Students will be assigned roles and become characters in an imaginary North West Company brigade in the year 1793. They will portage and paddle along Wolf Lake and set up an encampment. There they will learn some of the skills of the colorful voyageur, such as making gallette (fry bread) and tea, flint and steel fires, shaving a tent stake and practicing voyageur games. Upon returning, they will learn their own futures, along with the role of the fur trade in the exploration and settlement of Minnesota.
Concepts
- The environment influences human actions; and humans both adapt to, and change, the environment.
- Historical inquiry is a process in which multiple sources and different kinds of historical evidence are analyzed to draw conclusions about how and why things happened in the past.
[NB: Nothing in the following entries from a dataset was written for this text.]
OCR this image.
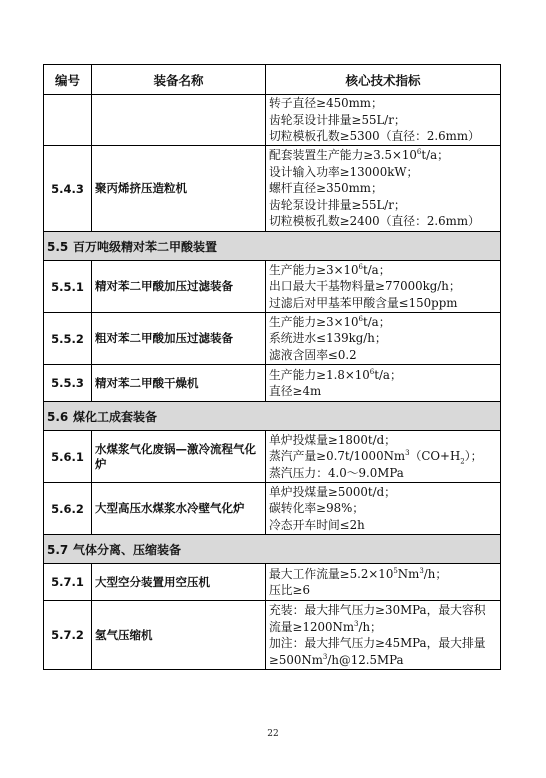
编号	装备名称	核心技术指标

		转子直径≥450mm；
齿轮泵设计排量≥55L/r；
切粒模板孔数≥5300（直径：2.6mm）

5.4.3	聚丙烯挤压造粒机	配套装置生产能力$\ge 3.5\times 10^6t/a$；
设计输入功率≥13000kW；
螺杆直径≥350mm；
齿轮泵设计排量≥55L/r；
切粒模板孔数≥2400（直径：2.6mm）

5.5 百万吨级精对苯二甲酸装置		
5.5.1	精对苯二甲酸加压过滤装备	生产能力$\ge 3\times 10^6t/a$；
出口最大干基物料量≥77000kg/h；
过滤后对甲基苯甲酸含量≤150ppm

5.5.2	粗对苯二甲酸加压过滤装备	生产能力$\ge 3\times 10^6t/a$；
系统进水≤139kg/h；
滤液含固率≤0.2

5.5.3	精对苯二甲酸干燥机	生产能力$\ge 1.8\times 10^6t/a$；
直径≥4m

5.6 煤化工成套装备		
5.6.1	水煤浆气化废锅—激冷流程气化炉	单炉投煤量≥1800t/d；
蒸汽产量$\ge 0.7t/1000Nm^3(CO+H_2)$；
蒸汽压力：4.0～9.0MPa

5.6.2	大型高压水煤浆水冷壁气化炉	单炉投煤量≥5000t/d；
碳转化率≥98%；
冷态开车时间≤2h

5.7 气体分离、压缩装备		
5.7.1	大型空分装置用空压机	最大工作流量$\ge 5.2\times 10^5Nm^3/h$；
压比≥6

5.7.2	氢气压缩机	充装：最大排气压力≥30MPa，最大容积
流量$\ge 1200Nm^3/h$；
加注：最大排气压力≥45MPa，最大排量
$\ge 500Nm^3/h@12.5MPa$
22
- The Fur Trade spanned 200 years in this area (1660-1840’s) and involved Native Americans, high-class gentlemen, middle-class businessmen, and lower-class voyageurs.
- Different cultures hold varying beliefs on environmental issues.
- The meaning, use, distribution, and importance of resources changes over time.
Outcomes
- Describe the role of voyageurs, gentlemen, and Native Americans during the fur trade era.
- Demonstrate paddling and portaging, singing and joking, feasting and fighting.
- Demonstrate the fire-starting technique using flint and steel.
- Use a drawknife to fashion wood into a tent stake.
- Evaluate and choose aspects of their preferred role in the fur trade era (voyageur, gentlemen, and Native American).